Gut am Arbeitgeber finde ich

Lebensmittelkarte, Mitarbeit-Events, gutes Gehalt

Schlecht am Arbeitgeber finde ich

Als Lehrling war ich damals einer der einzigen, die in den 3 Lehrjahren so oft die Filiale wechseln musste, aufgrund von Filial-Schließungen, das hat mir in meiner Lehrzeit ein ungutes Gefühl gegeben, dass mein Arbeitsplatz mir keine gute Zukunft bietet.

Verbesserungsvorschläge

Keinen Verkaufsdruck an den Mitarbeiter:innen ausüben.

Arbeitsatmosphäre

Kommt immer auf die Filiale an.

Image

Man hat gemerkt, dass die BAWAG durch die Post Trennung kein gutes Image mehr hatte.

Work-Life-Balance

Leider durch die Öffnungszeiten bis 17:00 nicht gegeben.

Karriere/Weiterbildung

In der Zentrale hatte man gute Weiterbildungsmöglichkeiten. Ebenfalls kann man als Lehrling zum Filialleiter aufsteigen.

Gehalt/Benefits

Das Gehalt war sehr gut , ebenfalls gute Provision und Aktien geschenkt bekommen.

Umwelt-/Sozialbewusstsein

Vieles lief schon über Tablets, man hat versucht möglichst auf Papier zu verzichten

Kollegenzusammenhalt

Kommt auf die Filiale an, ist nicht überall so.

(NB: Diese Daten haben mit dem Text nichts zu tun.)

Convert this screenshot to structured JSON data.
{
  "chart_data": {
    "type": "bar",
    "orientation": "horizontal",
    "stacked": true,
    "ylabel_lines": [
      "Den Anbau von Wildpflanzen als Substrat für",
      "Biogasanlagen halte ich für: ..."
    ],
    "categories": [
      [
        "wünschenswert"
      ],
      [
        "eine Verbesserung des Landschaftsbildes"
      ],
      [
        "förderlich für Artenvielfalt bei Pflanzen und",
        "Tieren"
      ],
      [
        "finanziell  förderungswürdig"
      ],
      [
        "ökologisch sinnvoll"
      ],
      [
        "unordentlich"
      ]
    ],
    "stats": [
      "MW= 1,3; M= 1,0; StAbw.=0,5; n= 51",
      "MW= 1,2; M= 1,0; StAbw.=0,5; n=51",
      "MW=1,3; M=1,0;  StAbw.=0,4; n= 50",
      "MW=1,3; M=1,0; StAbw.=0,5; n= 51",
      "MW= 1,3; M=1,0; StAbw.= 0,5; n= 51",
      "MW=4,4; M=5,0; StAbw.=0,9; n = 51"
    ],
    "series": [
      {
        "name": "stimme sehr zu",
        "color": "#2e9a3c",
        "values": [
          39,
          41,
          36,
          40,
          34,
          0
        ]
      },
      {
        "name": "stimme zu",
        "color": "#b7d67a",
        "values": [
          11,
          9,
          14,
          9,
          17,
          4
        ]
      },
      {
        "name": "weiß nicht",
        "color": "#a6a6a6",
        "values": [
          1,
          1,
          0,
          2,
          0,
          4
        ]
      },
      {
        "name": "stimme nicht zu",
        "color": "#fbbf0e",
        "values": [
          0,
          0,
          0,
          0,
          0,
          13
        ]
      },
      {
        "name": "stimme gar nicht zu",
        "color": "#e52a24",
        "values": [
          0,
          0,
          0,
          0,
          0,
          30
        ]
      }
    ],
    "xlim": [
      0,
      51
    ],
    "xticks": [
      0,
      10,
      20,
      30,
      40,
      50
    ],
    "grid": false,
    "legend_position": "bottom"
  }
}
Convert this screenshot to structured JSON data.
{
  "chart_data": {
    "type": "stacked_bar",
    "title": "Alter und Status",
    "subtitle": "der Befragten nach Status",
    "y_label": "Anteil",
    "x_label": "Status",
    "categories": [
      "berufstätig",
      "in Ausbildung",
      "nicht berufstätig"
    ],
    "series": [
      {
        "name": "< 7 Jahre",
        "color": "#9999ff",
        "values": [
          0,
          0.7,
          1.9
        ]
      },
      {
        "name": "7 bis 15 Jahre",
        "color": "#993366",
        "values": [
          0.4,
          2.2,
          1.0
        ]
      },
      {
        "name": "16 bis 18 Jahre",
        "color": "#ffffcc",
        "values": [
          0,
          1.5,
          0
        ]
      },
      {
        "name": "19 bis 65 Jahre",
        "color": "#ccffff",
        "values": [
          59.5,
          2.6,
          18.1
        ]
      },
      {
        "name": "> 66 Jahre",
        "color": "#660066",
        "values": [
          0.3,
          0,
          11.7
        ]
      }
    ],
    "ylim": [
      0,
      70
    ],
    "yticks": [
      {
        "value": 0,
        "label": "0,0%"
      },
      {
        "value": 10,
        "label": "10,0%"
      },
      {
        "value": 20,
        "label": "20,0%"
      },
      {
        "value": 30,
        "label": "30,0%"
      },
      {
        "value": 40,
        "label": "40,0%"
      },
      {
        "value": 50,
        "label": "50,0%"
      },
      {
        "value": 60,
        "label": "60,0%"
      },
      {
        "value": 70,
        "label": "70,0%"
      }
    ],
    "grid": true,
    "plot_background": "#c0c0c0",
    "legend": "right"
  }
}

Umgang mit älteren Kollegen

Leider wurden diese bei Filial-Zusammenlegungen immer als einer der ersten entlassen.

Vorgesetztenverhalten

Wichtige Sachen wurden nicht kommuniziert.

Arbeitsbedingungen

Waren ganz okay.

Kommunikation

Funktioniert leider gar nicht , bei Filialwechsel oder Kündigungen, wissen im Team alle früher bescheid, als man selbst.

Gleichberechtigung

Funktioniert

Interessante Aufgaben

Leider sehr eintönig gewesen, man beschäftigt sich hauptsächlich mit dem Onlinebanking.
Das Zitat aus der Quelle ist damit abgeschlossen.